BERKELEY — Nothing was working in front of the cacophony of jeers and swells from a packed Haas Pavilion, and Isaiah Collier couldn’t be a savior, because that was simply too much to put on a 19-year-old’s shoulders.
USC’s freshman point guard was back, surprisingly quickly, after not having played for a month with a hand injury. And he looked it for the better part of 30 minutes on Wednesday night against Cal, his touch gone rusty. He had just a handful of points by the time he careened to the basket a few minutes into the second half, pausing in mid-air and deciding to dump off a pass in the paint, the ball flying out of bounds. And assistant coach Eric Mobley glanced at him incredulously from the bench, holding his left hand high in a motion with only one meaning.
Go up with it.
And for 13 subsequent minutes in a miraculous comeback against Cal, Collier shredded the pressures that had fallen on his shoulders ever since he had entered USC’s program, tasked as a freshman with leading a free-flowing Andy Enfield offense in a season that was slipping away. He played free, firing himself at the rim like a cannonball with arms and legs, each drive and whistle on an incredulous Golden Bear chipping away at a double-digit Cal lead until USC had miraculously pushed a once-sloppy game into overtime minutes.

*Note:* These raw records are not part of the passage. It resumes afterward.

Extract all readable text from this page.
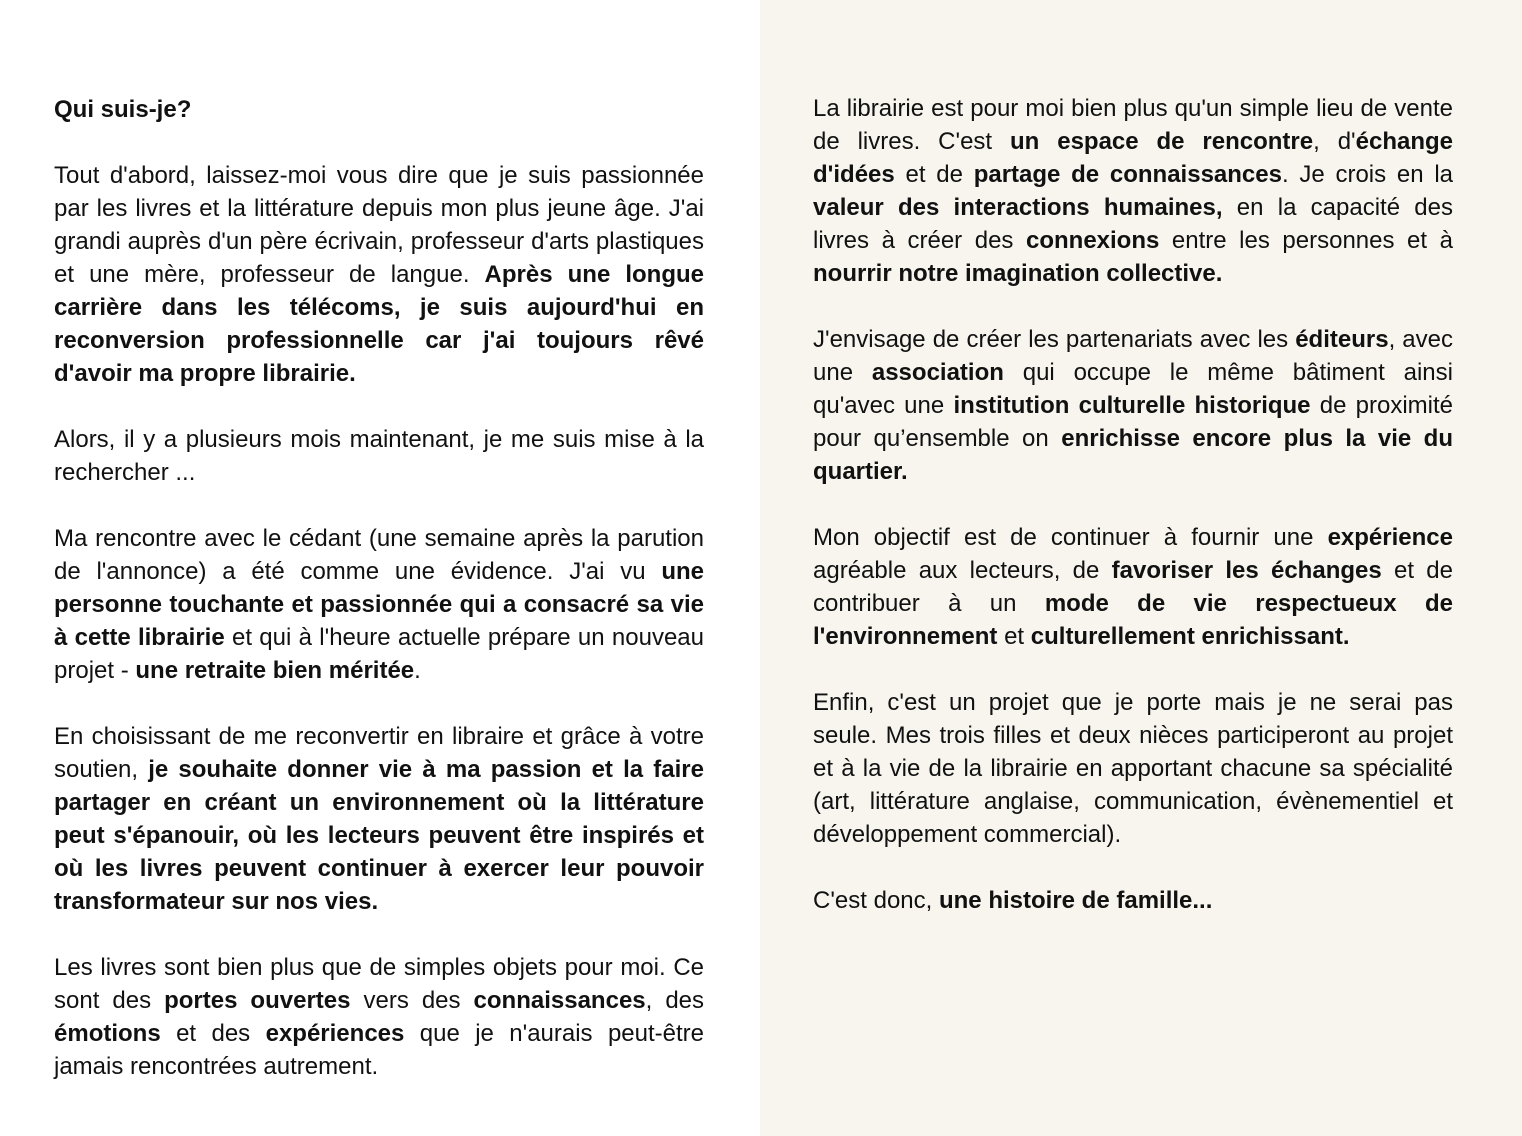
Qui suis-je?

Tout d'abord, laissez-moi vous dire que je suis passionnée par les livres et la littérature depuis mon plus jeune âge. J'ai grandi auprès d'un père écrivain, professeur d'arts plastiques et une mère, professeur de langue. Après une longue carrière dans les télécoms, je suis aujourd'hui en reconversion professionnelle car j'ai toujours rêvé d'avoir ma propre librairie.

Alors, il y a plusieurs mois maintenant, je me suis mise à la rechercher ...

Ma rencontre avec le cédant (une semaine après la parution de l'annonce) a été comme une évidence. J'ai vu une personne touchante et passionnée qui a consacré sa vie à cette librairie et qui à l'heure actuelle prépare un nouveau projet - une retraite bien méritée.

En choisissant de me reconvertir en libraire et grâce à votre soutien, je souhaite donner vie à ma passion et la faire partager en créant un environnement où la littérature peut s'épanouir, où les lecteurs peuvent être inspirés et où les livres peuvent continuer à exercer leur pouvoir transformateur sur nos vies.

Les livres sont bien plus que de simples objets pour moi. Ce sont des portes ouvertes vers des connaissances, des émotions et des expériences que je n'aurais peut-être jamais rencontrées autrement.

La librairie est pour moi bien plus qu'un simple lieu de vente de livres. C'est un espace de rencontre, d'échange d'idées et de partage de connaissances. Je crois en la valeur des interactions humaines, en la capacité des livres à créer des connexions entre les personnes et à nourrir notre imagination collective.

J'envisage de créer les partenariats avec les éditeurs, avec une association qui occupe le même bâtiment ainsi qu'avec une institution culturelle historique de proximité pour qu’ensemble on enrichisse encore plus la vie du quartier.

Mon objectif est de continuer à fournir une expérience agréable aux lecteurs, de favoriser les échanges et de contribuer à un mode de vie respectueux de l'environnement et culturellement enrichissant.

Enfin, c'est un projet que je porte mais je ne serai pas seule. Mes trois filles et deux nièces participeront au projet et à la vie de la librairie en apportant chacune sa spécialité (art, littérature anglaise, communication, évènementiel et développement commercial).

C'est donc, une histoire de famille...
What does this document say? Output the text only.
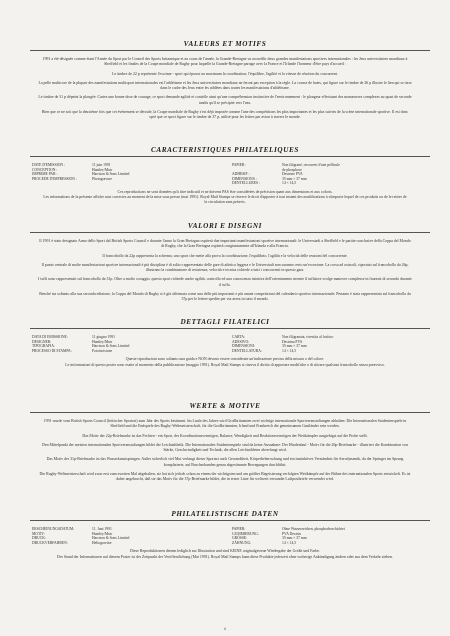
VALEURS ET MOTIFS
1991 a été désignée comme étant l'Année du Sport par le Conseil des Sports britannique et au cours de l'année, la Grande-Bretagne va accueillir deux grandes manifestations sportives internationales : les Jeux universitaires mondiaux à Sheffield et les finales de la Coupe mondiale de Rugby pour laquelle la Grande-Bretagne partage avec la France et l'Irlande l'honneur d'être pays d'accueil :
Le timbre de 22 p représente l'escrime - sport qui épouse au maximum la coordination, l'équilibre, l'agilité et la vitesse de réaction du concurrent.
La pelle multicore de la plupart des manifestations multisport internationales est l'athlétisme et les Jeux universitaires mondiaux ne feront pas exception à la règle. La course de haies, qui figure sur le timbre de 26 p illustre le lien qui se tisse dans le cadre des Jeux entre les athlètes dans toutes les manifestations d'athlétisme.
Le timbre de 31 p dépeint la plongée. Cartes une bonne dose de courage, ce sport demande agilité et contrôle ainsi qu'une compréhension instinctive de l'environnement : le plongeur effectuant des manœuvres complexes au quart de seconde tandis qu'il se précipite vers l'eau.
Bien que ce ne soit que la deuxième fois que cet événement se déroule, la Coupe mondiale de Rugby s'est déjà imposée comme l'une des compétitions les plus importantes et les plus suivies de la scène internationale sportive. Il est donc opté que ce sport figure sur le timbre de 37 p, utilisé pour les lettres par avion à travers le monde.
CARACTERISTIQUES PHILATELIQUES
DATE D'EMISSION :	11 juin 1991
CONCEPTION :	Huntley/Muir
IMPRIME PAR :	Harrison & Sons Limited
PROCEDE D'IMPRESSION :	Photogravure
PAPIER :	Non filigrané, recouvert d'une pellicule
de phosphore
ADHESIF :	Dextrine PVA
DIMENSIONS :	35 mm × 37 mm
DENTELLURES :	14 × 14,5
Ces reproductions ne sont données qu'à titre indicatif et ne doivent PAS être considérées de précision quant aux dimensions et aux coloris.
Les informations de la présente affiche sont correctes au moment de la mise sous presse (mai 1991). Royal Mail Stamps se réserve le droit d'apporter à tout instant des modifications à n'importe lequel de ces produits ou de le retirer de la circulation sans préavis.
VALORI E DISEGNI
Il 1991 è stato designato Anno dello Sport dal British Sports Council e durante l'anno la Gran Bretagna ospiterà due importanti manifestazioni sportive internazionali: le Universiadi a Sheffield e le partite conclusive della Coppa del Mondo di Rugby, che la Gran Bretagna ospiterà congiuntamente all'Irlanda e alla Francia.
Il francobollo da 22p rappresenta la scherma, uno sport che mette alla prova la coordinazione, l'equilibrio, l'agilità e la velocità delle reazioni del concorrente.
Il punto centrale di molte manifestazioni sportive internazionali è pià disciplina è di solito rappresentato delle gare di atletica leggera e le Universiadi non saranno certo un'eccezione. La corsa ad ostacoli, riportato sul francobollo da 26p, illustrano la combinazione di resistenza, velocità e tecnica richiede a tutti i concorrenti in questo gara.
I tuffi sono rappresentati sul francobollo da 31p. Oltre a molto coraggio, questo sport richiede anche agilità, controllo ed una conoscenza istintiva dell'orientamento mentre il tuffatore svolge manovre complesse in frazioni di secondo durante il tuffo.
Benché sia soltanto alla sua seconda edizione, la Coppa del Mondo di Rugby si è già affermata come una delle più importanti e più amate competizioni del calendario sportivo internazionale. Pertanto è stata rappresentata sul francobollo da 37p per le lettere spedite per via aerea in tutto il mondo.
DETTAGLI FILATELICI
DATA DI EMISSIONE:	11 giugno 1991
DESIGNER:	Huntley/Muir
TIPOGRAFIA:	Harrison & Sons Limited
PROCESSO DI STAMPA:	Fotoincisione
CARTA:	Non filigranata, rivestita al fosforo
ADESIVO:	Destrina PVA
DIMENSIONI:	35 mm × 37 mm
DENTELLATURA:	14 × 14,5
Queste riproduzioni sono soltanto una guida e NON devono essere considerate un'indicazione precisa della misura o del colore.
Le informazioni di questo poster sono esatte al momento della pubblicazione (maggio 1991). Royal Mail Stamps si riserva il diritto di apportare modifiche o di ritirare qualsiasi francobollo senza preavviso.
WERTE & MOTIVE
1991 wurde vom British Sports Council (britischer Sportrat) zum Jahr des Sports bestimmt. Im Laufe des Jahres wird Großbritannien zwei wichtige internationale Sportveranstaltungen abhalten: Die Internationalen Studentenspiele in Sheffield und die Endspiele des Rugby-Weltmeisterschaft, für die Großbritannien, Irland und Frankreich die gemeinsamen Gastländer sein werden.
Das Motiv der 22p-Briefmarke ist das Fechten - ein Sport, der Koordinationsvermögen, Balance, Wendigkeit und Reaktionsvermögen der Wettkämpfer ausgiebigst auf die Probe stellt.
Den Mittelpunkt der meisten internationalen Sportveranstaltungen bildet die Leichtathletik. Die Internationalen Studentenspiele sind da keine Ausnahme: Der Hürdenlauf - Motiv für die 26p-Briefmarke - illustriert die Kombination von Stärke, Geschwindigkeit und Technik, die allen Leichtathleten abverlangt wird.
Das Motiv der 31p-Briefmarke ist das Wasserkunstspringen. Außer sicherlich viel Mut verlangt dieser Sportart auch Gewandtheit, Körperbeherrschung und ein instinktives Verständnis für Aerodynamik, da der Springer im Sprung komplizierte, auf Bruchsekunden genau abgestimmte Bewegungen durchführt.
Die Rugby-Weltmeisterschaft wird zwar erst zum zweiten Mal abgehalten, sie hat sich jedoch schon zu einem der wichtigsten und am größter Begeisterung verfolgten Wettkämpfe auf der Bühne des internationalen Sports entwickelt. Es ist daher angebracht, daß sie das Motiv für die 37p-Briefmarke bildet, die in erster Linie für weltweit versandte Luftpostbriefe verwendet wird.
PHILATELISTISCHE DATEN
ERSCHEINUNGSDATUM:	11. Juni 1991
MOTIV:	Huntley/Muir
DRUCK:	Harrison & Sons Limited
DRUCKVERFAHREN:	Heliogravüre
PAPIER:	Ohne Wasserzeichen, phosphorbeschichtet
GUMMIERUNG:	PVA Dextrin
GRÖSSE:	35 mm × 37 mm
ZÄHNUNG:	14 × 14,5
Diese Reproduktionen dienen lediglich zur Illustration und sind KEINE originalgetreue Wiedergabe der Größe und Farbe.
Der Stand der Informationen auf diesem Poster ist der Zeitpunkt der Veröffentlichung (Mai 1991). Royal Mail Stamps kann diese Produkte jederzeit ohne vorherige Ankündigung ändern oder aus dem Verkehr ziehen.
ii
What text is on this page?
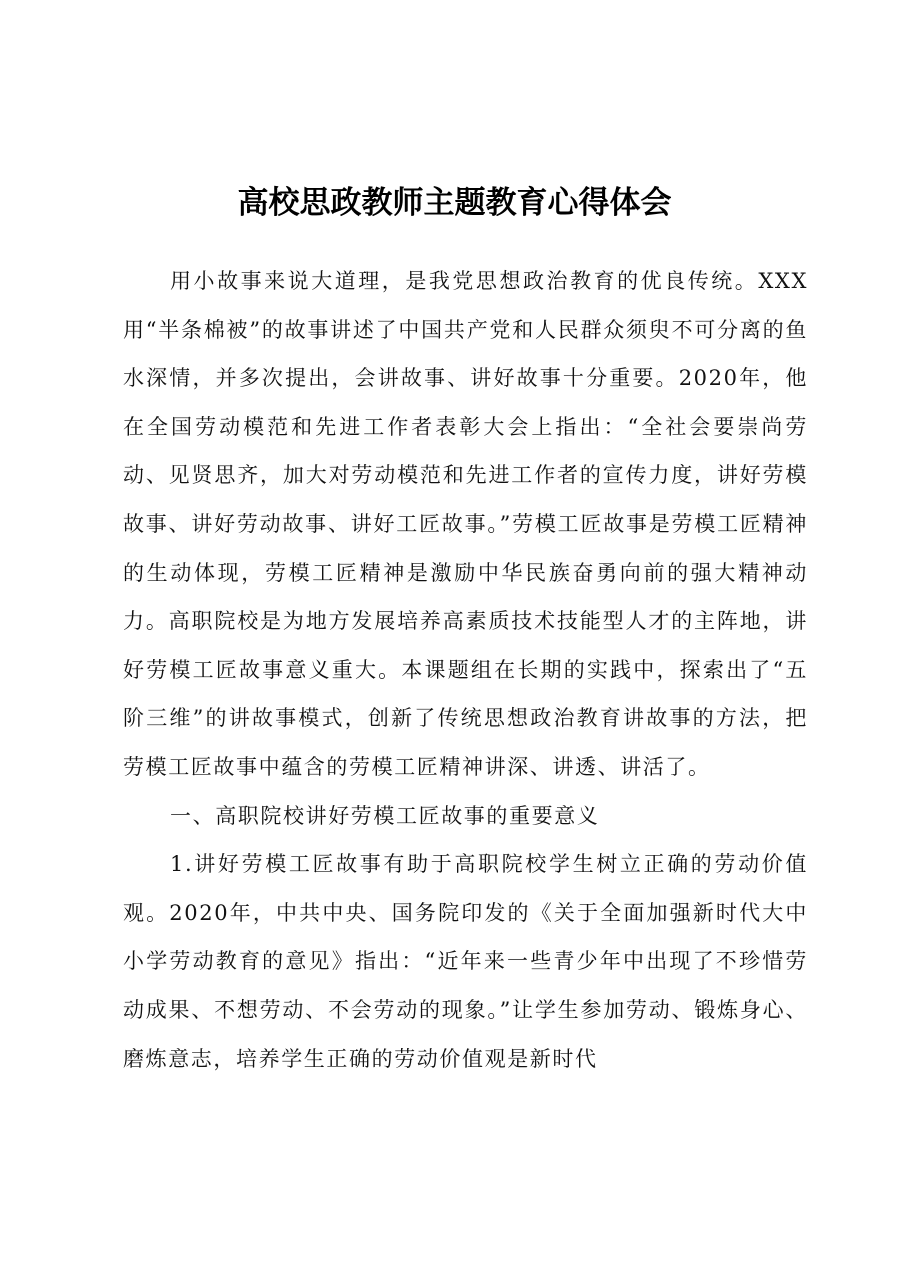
高校思政教师主题教育心得体会

用小故事来说大道理，是我党思想政治教育的优良传统。XXX用“半条棉被”的故事讲述了中国共产党和人民群众须臾不可分离的鱼水深情，并多次提出，会讲故事、讲好故事十分重要。2020年，他在全国劳动模范和先进工作者表彰大会上指出：“全社会要崇尚劳动、见贤思齐，加大对劳动模范和先进工作者的宣传力度，讲好劳模故事、讲好劳动故事、讲好工匠故事。”劳模工匠故事是劳模工匠精神的生动体现，劳模工匠精神是激励中华民族奋勇向前的强大精神动力。高职院校是为地方发展培养高素质技术技能型人才的主阵地，讲好劳模工匠故事意义重大。本课题组在长期的实践中，探索出了“五阶三维”的讲故事模式，创新了传统思想政治教育讲故事的方法，把劳模工匠故事中蕴含的劳模工匠精神讲深、讲透、讲活了。

一、高职院校讲好劳模工匠故事的重要意义

1.讲好劳模工匠故事有助于高职院校学生树立正确的劳动价值观。2020年，中共中央、国务院印发的《关于全面加强新时代大中小学劳动教育的意见》指出：“近年来一些青少年中出现了不珍惜劳动成果、不想劳动、不会劳动的现象。”让学生参加劳动、锻炼身心、磨炼意志，培养学生正确的劳动价值观是新时代
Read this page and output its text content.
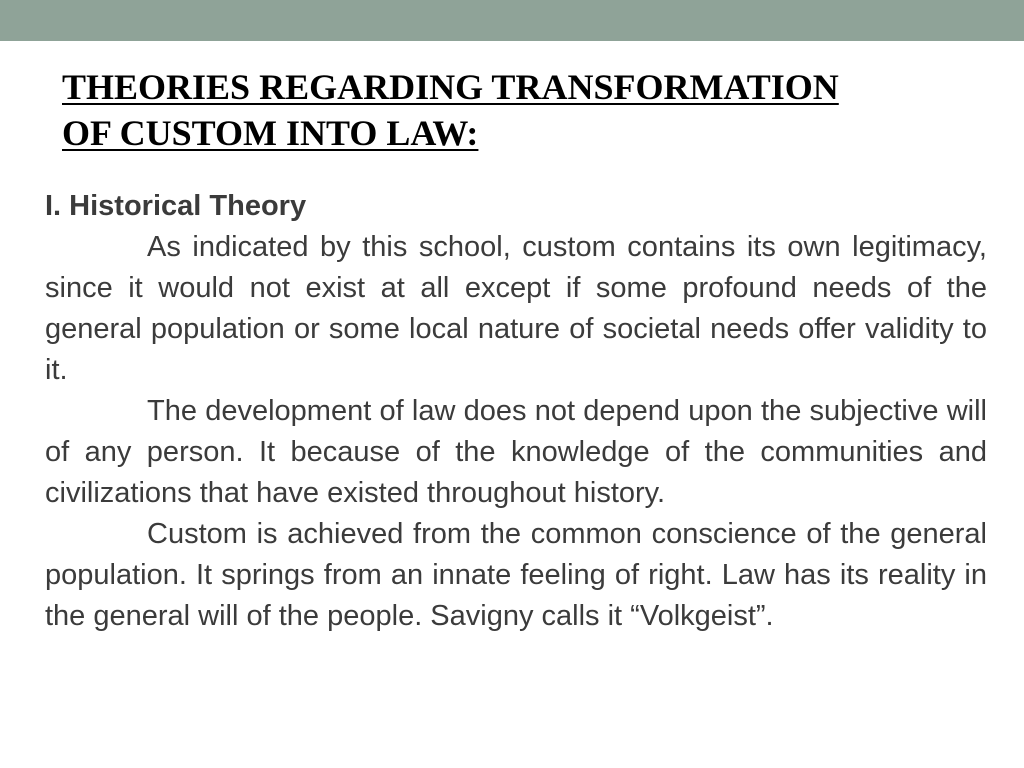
THEORIES REGARDING TRANSFORMATION
OF CUSTOM INTO LAW:

I. Historical Theory

As indicated by this school, custom contains its own legitimacy, since it would not exist at all except if some profound needs of the general population or some local nature of societal needs offer validity to it.

The development of law does not depend upon the subjective will of any person. It because of the knowledge of the communities and civilizations that have existed throughout history.

Custom is achieved from the common conscience of the general population. It springs from an innate feeling of right. Law has its reality in the general will of the people. Savigny calls it “Volkgeist”.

Except it wasn’t enough, and Collier (20 points, all after halftime) and USC fell one play short in a debilitating 83-77 overtime loss.
With under 30 seconds left in a barnburner in overtime, the ball again in the freshman’s hands, Collier got a wide-open lane to the basket and went up with a layup – only for Cal’s Fardaws Aimaq to get enough of an arm in front of Collier’s attempt to send it clanking short. Collier and Enfield’s desperate pleas to the referees went unheard, and the Golden Bears closed out a win, senior Jaylon Tyson bellowing and waving his arms to an arena in sheer delirium.